World Pasta Day: alcuni pastai diventano anche chef privati e per eventi
«Passione, pratica, pazienza, manualità sono gli ingredienti per lavorare in questo settore» anche secondo Ylenia Parente, giovane pasta-maker di Sant’Antioco, in Sardegna, vincitrice del primo Campionato della pasta fatta a mano. Ylenia lavora sulla tradizione per «mettere piatti classici dentro la pasta. Per esempio, ho creato dei culurgiones ispirati a una ricetta tipica sarda, con l’impasto preparato con polvere di mirto e il ripieno di maialetto cotto a bassa temperatura su crema di pecorino». Ylenia ha così fatto di una passione che aveva sin da bambina un mestiere che la porta in giro per il mondo a fare corsi ai “pasta lovers”, oltre a essere una chef privata e per eventi. «Ho imparato a preparare le paste della tradizione, dai tortelli ai plin, ho rubato con gli occhi un po’ di qua e un po’ di là e fatto tanta pratica, acquisendo la capacità di trovare le giuste consistenze e i giusti abbinamenti. Oggi mi diverto a creare anche paste colorate».

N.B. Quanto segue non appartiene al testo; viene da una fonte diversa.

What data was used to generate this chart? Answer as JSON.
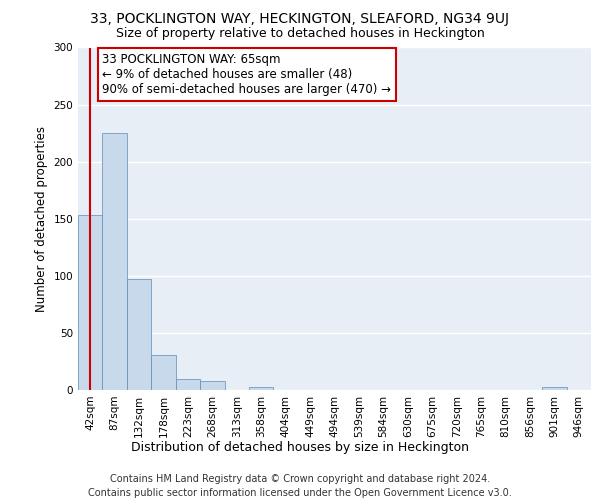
{
  "title": "33, POCKLINGTON WAY, HECKINGTON, SLEAFORD, NG34 9UJ",
  "subtitle": "Size of property relative to detached houses in Heckington",
  "xlabel": "Distribution of detached houses by size in Heckington",
  "ylabel": "Number of detached properties",
  "bar_color": "#c9d9ec",
  "bar_edge_color": "#5b8db8",
  "background_color": "#e8eef5",
  "categories": [
    "42sqm",
    "87sqm",
    "132sqm",
    "178sqm",
    "223sqm",
    "268sqm",
    "313sqm",
    "358sqm",
    "404sqm",
    "449sqm",
    "494sqm",
    "539sqm",
    "584sqm",
    "630sqm",
    "675sqm",
    "720sqm",
    "765sqm",
    "810sqm",
    "856sqm",
    "901sqm",
    "946sqm"
  ],
  "values": [
    153,
    225,
    97,
    31,
    10,
    8,
    0,
    3,
    0,
    0,
    0,
    0,
    0,
    0,
    0,
    0,
    0,
    0,
    0,
    3,
    0
  ],
  "ylim": [
    0,
    300
  ],
  "yticks": [
    0,
    50,
    100,
    150,
    200,
    250,
    300
  ],
  "annotation_box_text": "33 POCKLINGTON WAY: 65sqm\n← 9% of detached houses are smaller (48)\n90% of semi-detached houses are larger (470) →",
  "annotation_box_color": "#ffffff",
  "annotation_box_edge_color": "#cc0000",
  "vline_color": "#cc0000",
  "footer_text": "Contains HM Land Registry data © Crown copyright and database right 2024.\nContains public sector information licensed under the Open Government Licence v3.0.",
  "title_fontsize": 10,
  "subtitle_fontsize": 9,
  "ylabel_fontsize": 8.5,
  "xlabel_fontsize": 9,
  "tick_fontsize": 7.5,
  "annotation_fontsize": 8.5,
  "footer_fontsize": 7
}
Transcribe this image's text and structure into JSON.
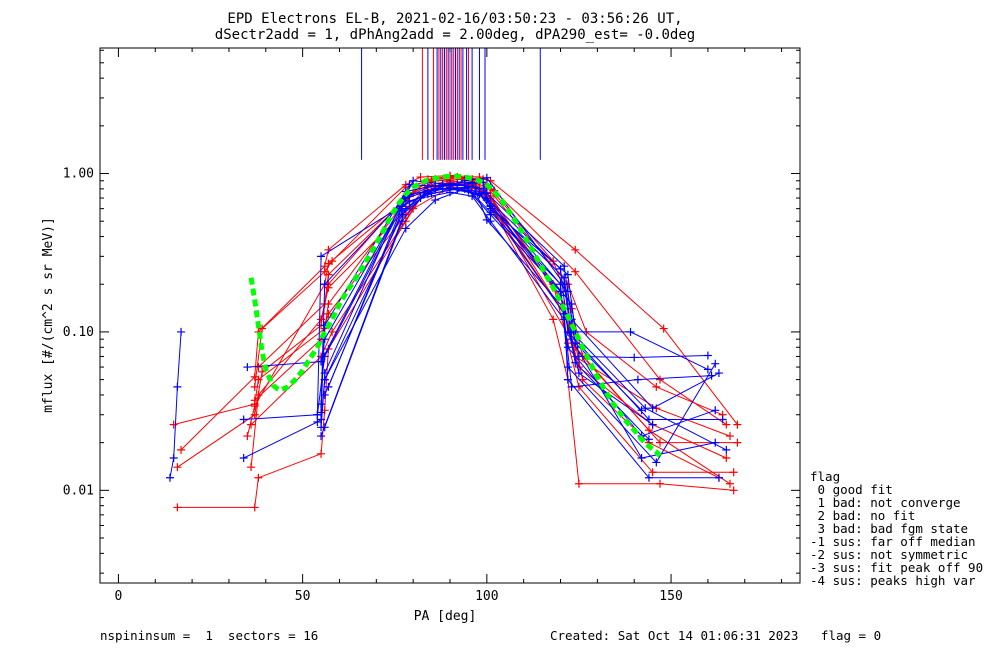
{
  "chart_data": {
    "type": "line",
    "title_line1": "EPD Electrons EL-B, 2021-02-16/03:50:23 - 03:56:26 UT,",
    "title_line2": "dSectr2add = 1, dPhAng2add = 2.00deg, dPA290_est=  -0.0deg",
    "xlabel": "PA [deg]",
    "ylabel": "mflux [#/(cm^2 s sr MeV)]",
    "xlim": [
      -5,
      185
    ],
    "ylim": [
      0.0026,
      6.2
    ],
    "yscale": "log",
    "x_ticks": [
      0,
      50,
      100,
      150
    ],
    "x_tick_labels": [
      "0",
      "50",
      "100",
      "150"
    ],
    "y_ticks": [
      0.01,
      0.1,
      1.0
    ],
    "y_tick_labels": [
      "0.01",
      "0.10",
      "1.00"
    ],
    "colors": {
      "red": "#ff0000",
      "blue": "#0000ff",
      "green": "#00ff00",
      "axis": "#000000"
    },
    "pa90_markers": {
      "y_range": [
        1.22,
        6.2
      ],
      "blue_x": [
        66,
        84,
        86.5,
        87.5,
        88.5,
        89.5,
        90.5,
        91.5,
        92.5,
        93.5,
        94.5,
        96,
        98,
        99.5,
        114.5
      ],
      "red_x": [
        82.5,
        85.5,
        87,
        88,
        89,
        90,
        91,
        92,
        93,
        95
      ]
    },
    "fit_curve": {
      "name": "fit",
      "x": [
        36,
        37,
        38,
        39,
        40,
        41,
        42,
        43,
        44,
        46,
        48,
        50,
        52,
        54,
        56,
        58,
        60,
        62,
        64,
        66,
        68,
        70,
        72,
        74,
        76,
        78,
        80,
        82,
        84,
        86,
        88,
        90,
        92,
        94,
        96,
        98,
        100,
        102,
        104,
        106,
        108,
        110,
        112,
        114,
        116,
        118,
        120,
        122,
        124,
        126,
        128,
        130,
        132,
        134,
        136,
        138,
        140,
        142,
        144,
        146,
        147
      ],
      "y": [
        0.22,
        0.16,
        0.11,
        0.075,
        0.058,
        0.051,
        0.046,
        0.044,
        0.043,
        0.045,
        0.05,
        0.057,
        0.068,
        0.08,
        0.1,
        0.12,
        0.15,
        0.18,
        0.21,
        0.25,
        0.3,
        0.36,
        0.44,
        0.54,
        0.64,
        0.74,
        0.82,
        0.87,
        0.91,
        0.93,
        0.95,
        0.96,
        0.96,
        0.95,
        0.93,
        0.9,
        0.85,
        0.77,
        0.68,
        0.58,
        0.49,
        0.41,
        0.34,
        0.28,
        0.23,
        0.19,
        0.155,
        0.125,
        0.1,
        0.08,
        0.064,
        0.052,
        0.043,
        0.036,
        0.031,
        0.027,
        0.024,
        0.021,
        0.019,
        0.0175,
        0.0165
      ]
    },
    "series": [
      {
        "color": "red",
        "x": [
          16,
          37,
          38,
          55,
          56,
          57,
          78,
          85,
          90,
          96,
          100,
          118,
          122,
          125,
          147,
          167
        ],
        "y": [
          0.0078,
          0.0078,
          0.012,
          0.017,
          0.032,
          0.078,
          0.5,
          0.9,
          0.95,
          0.92,
          0.7,
          0.12,
          0.05,
          0.011,
          0.011,
          0.01
        ]
      },
      {
        "color": "red",
        "x": [
          15,
          37,
          38,
          56,
          57,
          78,
          84,
          90,
          96,
          100,
          118,
          122,
          125,
          145,
          167
        ],
        "y": [
          0.026,
          0.035,
          0.05,
          0.105,
          0.15,
          0.68,
          0.92,
          0.96,
          0.92,
          0.76,
          0.2,
          0.085,
          0.045,
          0.013,
          0.013
        ]
      },
      {
        "color": "red",
        "x": [
          17,
          37,
          38,
          56,
          57,
          78,
          82,
          90,
          98,
          101,
          118,
          123,
          126,
          147,
          168
        ],
        "y": [
          0.018,
          0.052,
          0.1,
          0.26,
          0.33,
          0.85,
          0.95,
          0.97,
          0.95,
          0.8,
          0.28,
          0.14,
          0.07,
          0.02,
          0.02
        ]
      },
      {
        "color": "red",
        "x": [
          16,
          37,
          39,
          55,
          57,
          78,
          84,
          92,
          98,
          102,
          124,
          147,
          165
        ],
        "y": [
          0.014,
          0.03,
          0.056,
          0.11,
          0.2,
          0.72,
          0.88,
          0.94,
          0.9,
          0.78,
          0.24,
          0.05,
          0.026
        ]
      },
      {
        "color": "red",
        "x": [
          37,
          39,
          56,
          58,
          78,
          86,
          92,
          99,
          101,
          124,
          148,
          168
        ],
        "y": [
          0.045,
          0.105,
          0.24,
          0.28,
          0.82,
          0.92,
          0.95,
          0.92,
          0.9,
          0.33,
          0.105,
          0.026
        ]
      },
      {
        "color": "red",
        "x": [
          36,
          38,
          55,
          57,
          79,
          84,
          90,
          96,
          101,
          121,
          124,
          146,
          166
        ],
        "y": [
          0.014,
          0.04,
          0.12,
          0.19,
          0.62,
          0.84,
          0.9,
          0.86,
          0.72,
          0.15,
          0.07,
          0.033,
          0.022
        ]
      },
      {
        "color": "red",
        "x": [
          37,
          55,
          57,
          78,
          84,
          90,
          96,
          100,
          121,
          125,
          145,
          165
        ],
        "y": [
          0.037,
          0.09,
          0.13,
          0.55,
          0.78,
          0.88,
          0.84,
          0.68,
          0.13,
          0.06,
          0.026,
          0.016
        ]
      },
      {
        "color": "red",
        "x": [
          35,
          37,
          56,
          57,
          80,
          86,
          94,
          100,
          122,
          127,
          146,
          164
        ],
        "y": [
          0.022,
          0.034,
          0.2,
          0.27,
          0.75,
          0.9,
          0.92,
          0.82,
          0.2,
          0.1,
          0.045,
          0.03
        ]
      },
      {
        "color": "red",
        "x": [
          38,
          56,
          57,
          78,
          88,
          96,
          101,
          123,
          126,
          144,
          163
        ],
        "y": [
          0.06,
          0.15,
          0.23,
          0.69,
          0.86,
          0.85,
          0.7,
          0.11,
          0.05,
          0.02,
          0.012
        ]
      },
      {
        "color": "red",
        "x": [
          36,
          55,
          58,
          80,
          90,
          98,
          101,
          124,
          144,
          166
        ],
        "y": [
          0.026,
          0.07,
          0.1,
          0.6,
          0.82,
          0.8,
          0.67,
          0.08,
          0.024,
          0.011
        ]
      },
      {
        "color": "blue",
        "x": [
          14,
          15,
          16,
          17
        ],
        "y": [
          0.012,
          0.016,
          0.045,
          0.1
        ]
      },
      {
        "color": "blue",
        "x": [
          34,
          54,
          55,
          56,
          77,
          84,
          92,
          99,
          101,
          121,
          122,
          144,
          163
        ],
        "y": [
          0.016,
          0.027,
          0.028,
          0.05,
          0.55,
          0.75,
          0.85,
          0.88,
          0.6,
          0.13,
          0.05,
          0.012,
          0.012
        ]
      },
      {
        "color": "blue",
        "x": [
          34,
          54,
          56,
          77,
          86,
          94,
          100,
          121,
          123,
          142,
          162
        ],
        "y": [
          0.028,
          0.03,
          0.07,
          0.62,
          0.8,
          0.9,
          0.94,
          0.2,
          0.09,
          0.016,
          0.02
        ]
      },
      {
        "color": "blue",
        "x": [
          35,
          55,
          56,
          78,
          84,
          90,
          97,
          100,
          120,
          122,
          144,
          164
        ],
        "y": [
          0.06,
          0.065,
          0.09,
          0.7,
          0.82,
          0.86,
          0.82,
          0.7,
          0.25,
          0.1,
          0.028,
          0.028
        ]
      },
      {
        "color": "blue",
        "x": [
          55,
          56,
          78,
          86,
          92,
          99,
          101,
          121,
          123,
          143,
          165
        ],
        "y": [
          0.031,
          0.11,
          0.77,
          0.84,
          0.85,
          0.8,
          0.62,
          0.22,
          0.1,
          0.033,
          0.018
        ]
      },
      {
        "color": "blue",
        "x": [
          55,
          56,
          79,
          88,
          95,
          101,
          120,
          122,
          142,
          162
        ],
        "y": [
          0.035,
          0.2,
          0.74,
          0.8,
          0.78,
          0.55,
          0.18,
          0.08,
          0.022,
          0.032
        ]
      },
      {
        "color": "blue",
        "x": [
          55,
          56,
          78,
          86,
          94,
          100,
          121,
          123,
          145,
          163
        ],
        "y": [
          0.025,
          0.05,
          0.45,
          0.68,
          0.8,
          0.75,
          0.26,
          0.12,
          0.033,
          0.055
        ]
      },
      {
        "color": "blue",
        "x": [
          54,
          55,
          79,
          85,
          92,
          100,
          120,
          122,
          146,
          162
        ],
        "y": [
          0.03,
          0.3,
          0.67,
          0.75,
          0.8,
          0.7,
          0.2,
          0.06,
          0.015,
          0.063
        ]
      },
      {
        "color": "blue",
        "x": [
          56,
          77,
          82,
          90,
          96,
          101,
          121,
          123,
          141,
          161
        ],
        "y": [
          0.025,
          0.5,
          0.7,
          0.76,
          0.72,
          0.5,
          0.12,
          0.045,
          0.05,
          0.053
        ]
      },
      {
        "color": "blue",
        "x": [
          55,
          78,
          84,
          90,
          98,
          101,
          122,
          124,
          139,
          160
        ],
        "y": [
          0.022,
          0.6,
          0.78,
          0.8,
          0.74,
          0.6,
          0.23,
          0.1,
          0.1,
          0.058
        ]
      },
      {
        "color": "blue",
        "x": [
          56,
          77,
          84,
          92,
          98,
          101,
          123,
          125,
          140,
          160
        ],
        "y": [
          0.04,
          0.58,
          0.74,
          0.8,
          0.75,
          0.63,
          0.15,
          0.07,
          0.069,
          0.071
        ]
      },
      {
        "color": "blue",
        "x": [
          56,
          79,
          87,
          94,
          101,
          122,
          124,
          142
        ],
        "y": [
          0.055,
          0.85,
          0.83,
          0.84,
          0.57,
          0.18,
          0.085,
          0.032
        ]
      },
      {
        "color": "blue",
        "x": [
          55,
          80,
          88,
          96,
          100,
          121,
          124,
          144
        ],
        "y": [
          0.065,
          0.9,
          0.86,
          0.88,
          0.51,
          0.14,
          0.064,
          0.021
        ]
      },
      {
        "color": "blue",
        "x": [
          57,
          78,
          86,
          95,
          100,
          120,
          125,
          145
        ],
        "y": [
          0.045,
          0.7,
          0.8,
          0.82,
          0.68,
          0.17,
          0.055,
          0.026
        ]
      }
    ]
  },
  "legend": {
    "title": "flag",
    "items": [
      " 0 good fit",
      " 1 bad: not converge",
      " 2 bad: no fit",
      " 3 bad: bad fgm state",
      "-1 sus: far off median",
      "-2 sus: not symmetric",
      "-3 sus: fit peak off 90",
      "-4 sus: peaks high var"
    ]
  },
  "footer": {
    "left": "nspininsum =  1  sectors = 16",
    "right": "Created: Sat Oct 14 01:06:31 2023   flag = 0"
  }
}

Per fare il pastaio-imprenditore serve un’ottima preparazione
La formazione è essenziale per diventare pastai-imprenditori. «Chi vuole investire su se stesso per fare questo mestiere deve imparare a conoscere gli ingredienti, per scegliere quelli più adeguati in base all’utilizzo che intende farne, offrire il giusto rapporto qualità-prezzo e creare un prodotto che sia giusto per il proprio mercato» conclude Curotto. «Poi è fondamentale conoscere le norme che regolano il settore. Molti si basano sul sentito dire, ma non è l’approccio giusto se non si vuole rischiare di incorrere in problemi e brutte sorprese. E, come per ogni azienda che sia remunerativa, occorre fare bene il business plan, per capirne la fattibilità e la redditività».
In questi corsi si impara il mestiere
Primo Piatto, con sede a Carasco (Ge) offre sia corsi teorico-pratici per diventare pastai sia moduli specifici come quelli dedicati a marketing, pasta design, pasta fresca nella ristorazione (primo-piatto.it). Alma – La Scuola Internazionale di Cucina Italiana a Colorno (Pr) propone un corso di 5 settimane/190 ore di alta formazione per chi vuole trasformare la passione della pasta in una professione (alma.scuolacucina.it/corsi/corso-pasta-italiana/). CAST Alimenti a Brescia organizza un corso pratico di 2 settimane per acquisire abilità manuali e competenze tecnico-operative per la produzione di pasta fresca, sia per pastifici sia per laboratori artigianali, e per produrre e conservare pasta fresca per ristoranti e alberghi (castalimenti.it/corsi/pastaio/).